Toshiba gehackt – Knapp 7500 Registrierungsdaten weg, wen interessiert’s?!

Juli 19, 2011 in Die Sicherheit

Heute ist der Sicherheits-Dienstag und der hat es in sich, denn hier sind die täglichen Neuigkeiten: Firma …… (hier beliebigen Namen einfügen) wurde gehackt, mal wieder. Umfragen zufolge ist „Extreme Hacking“ der neueste Volkssport. Es geht nicht darum der Beste zu sein, sondern um das olympische Motto: „Gehackt zu haben ist alles“. In diesem Fall war die Spielwiese einer der Toshiba-Server in den USA. Von den 7520 Datensätzen, waren etwas weniger als 700 kompromittiert, die Betroffenen wurden benachrichtigt, wichtige Kreditkartendaten wurden angeblich nicht entwendet. Aber man könnte genauso gut auch Edeka als Opfer aufzählen oder K&M oder, oder, oder…

Langsam sollten wir uns tatsächlich fragen, was hier gerade passiert.

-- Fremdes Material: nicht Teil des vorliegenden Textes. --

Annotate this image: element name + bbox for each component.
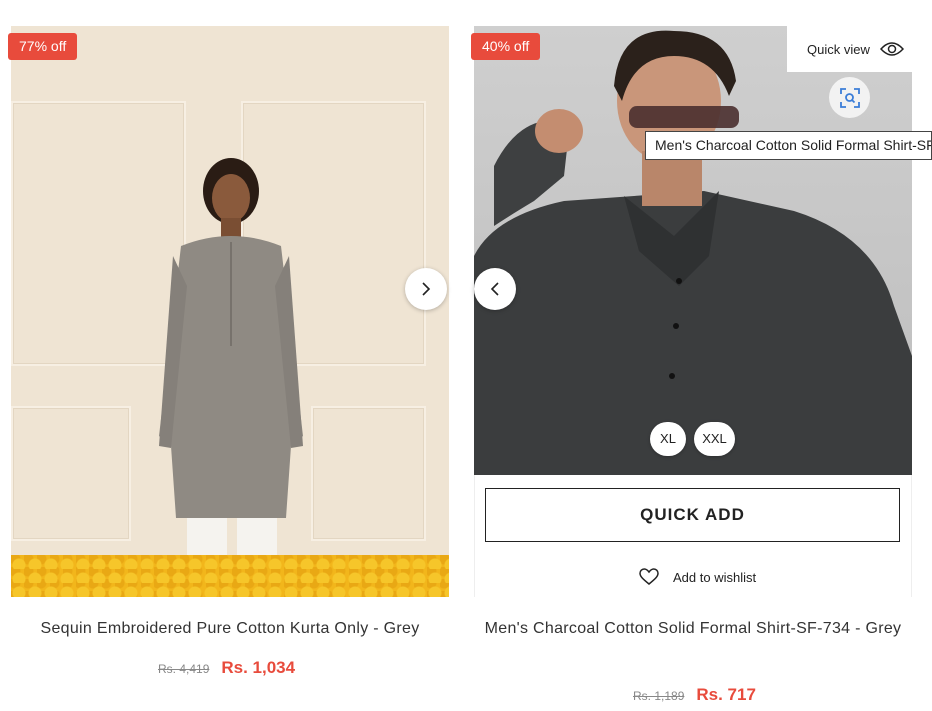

Die Analogie zu einem roten Knopf im Pentagon, dem Finger am Aulöser eines Bomberflugzeuges oder dem Abschussbefehl von Langstreckenraketen zur Zerstörung von „menschlichen Zielen mit eventuellen Kollateralschäden“ mag etwas weit hergeholt zu sein, doch die Emotion dahinter ist die selbe: Eine Person sitzt hinter einem Bildschirm und verändert Abfolgen von Nullen und Einsen dermaßen, dass am Ende persönliche Daten Fremder Personen für alle Welt lesbar ist. Doch die hinter dem Bildschirm erkennt da Schicksal Einzelner nicht – ganz genau wie der Finger am Aulöser der Bombe.

Hacken um Lücken aufzuzeigen, Hacken um Daten von Regierungen, die ihrer Bevölkerung die Wahrheit enthalten, könnte man als moralisch akzeptabel erachten. Doch wenn Millionen von Spielern nicht mehr zocken können, Spieleentwickler erpresst werden, man müsse bestimmte Szenen programmieren oder persönliche Passwörter zu privaten Emailkonten publik werden, dann hört der Spass auf. Und genau an diesem Scheideweg stehen wir nun, wo Moral und Ehre hinterfragt werden müssen.

Oder ist das alles nur eine Kampagne? Eine Aktion unter falscher Flagge, die den Regierungen noch mehr Rechte verschaffen soll? Eines ist doch hoffentlich jedem klar: Nicht die Politiker regieren das Land, sondern die Konzerne, die das meiste Geld machen. Und was wäre schöner, wenn die Industrie endlich ihre Internetsperren und -filter erhielte? Digitaler Einbruch ist falsch, zu schweigen und alles zu ertragen auch!